Einstein’s Monsters by Martin Amis

The boy stood there, against a swirl of stars, his body still marked by the claws and the flames. She reached up to touch the tears in his human eyes.

“John,” she said.

His arms were strong and warlike as he turned and led her into the cool night. They stood together on the hilltop and gazed down at their new world.

THE IMMORTALS

It’s quite a prospect. Soon the people will all be gone and I will be alone forever. The human beings around here are in very bad shape, what with the solar radiation, the immunity problem, the rat-and-roach diet, and so on. They are the last; but they can’t last (though try telling them that). Here they come again, staggering out to watch the hell of sunset. They all suffer from diseases and delusions. They all believe that they are … But let the poor bastards be. Now I feel free to bare my secret. I am the Immortal.

Already I have been around for an incredibly long time. If time is money, then I am the last of the big spenders. And you know, when you’ve been around for as long as I have, the diurnal scale, this twenty-four-hour number, can really start to get you down. I tried for a grander scheme of things. And I had my successes. I once stayed awake for seven years on end. Not even a nap. Boy, was I bushed. On the other hand, when I was ill in Mongolia that time, I sacked out for a whole decade. At a loose end, cooling my heels in a Saharan oasis, for eighteen months I picked my nose. On one occasion—when there was nobody around—I teased out a lone handjob for an entire summer. Even the unchanging crocodiles envied my baths in the timeless, in the time-mottled rivers. Frankly, there wasn’t much else to do. But in the end I ceased these experiments and tamely joined the night-day shuttle. I seemed to need my sleep. I seemed to need to do the things that people seemed to need to do. Clip my nails. Report to the can and the shaving basin. Get a haircut. All these distractions. No wonder I never got anything done.

I was born, or I appeared or materialized or beamed down, near the city of Kampala, Uganda, in Africa. Of course, Kampala wasn’t there yet, and neither was Uganda. Neither was Africa, come to think of it, because in those days the land masses were all conjoined. (I had to wait until the twentieth century to check a lot of this stuff out.) I think I must have been a dud god or something; conceivably I came from another planet which ticked to a different clock. Anyway I never amounted to much. My life, though long, has been largely feckless. I had to hold my horses for quite a while before there were any human beings to hang out with. The world was still cooling. I sat through geology, waiting for biology. I used to croon over those little warm ponds where space-seeded life began. Yes, I was there, cheering you on from the touchline. For my instincts were gregarious, and I felt terribly lonely. And hungry.

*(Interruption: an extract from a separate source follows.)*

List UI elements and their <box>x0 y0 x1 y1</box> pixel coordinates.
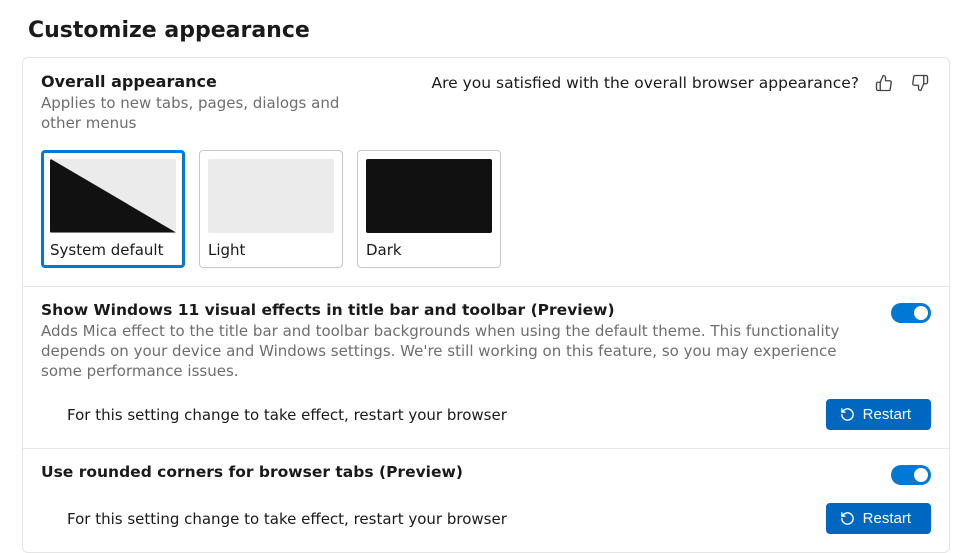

Then plants showed up, which made a nice change, and certain crude lines of animal. After a while I twigged and went carnivorous. Partly out of self-defense I became a prodigious hunter. (It was hardly a matter of survival, but nobody likes being sniffed and clawed and chomped at the whole time.) There wasn’t an animal they could dream up that I couldn’t kill. 1 kept pets, too. It was a healthy kind of outdoors life, I suppose, but not very stimulating. I yearned for . . . for reciprocation. If I thought the Permian age was the pits it was only because I hadn’t yet lived through the Triassic. I can’t tell you how dull it all was. And then, before I knew it—this would have been about 6,000,000 b.c.—the first (unofficial) Ice Age, and we all had to start again, more or less from scratch. The Ice Ages, I admit, were considerable blows to my morale. You could tell when one was coming: there’d be some kind of cosmic lightshow, then, more often than not, a shitstorm of moronic impacts; then dust, and pretty sunsets; then darkness. They happened regularly, every seventy thousand years, on the dot. You could set your watch by them. The first Ice Age took out the dinosaurs, or so the theory goes. I know different. They could have made it, if they’d tightened their belts and behaved sensibly. The tropics were a little stifling and gloomy, true, but perfectly habitable. No, the dinosaurs had it coming: a very bad crowd. Those lost-world adventure movies got the dinosaurs dead right. Incredibly stupid, incredibly touchy—and incredibly big. And always brawling. The place was like a whaling yard. I was onto fire by then, of course, and so I ate well. It was burgers every night.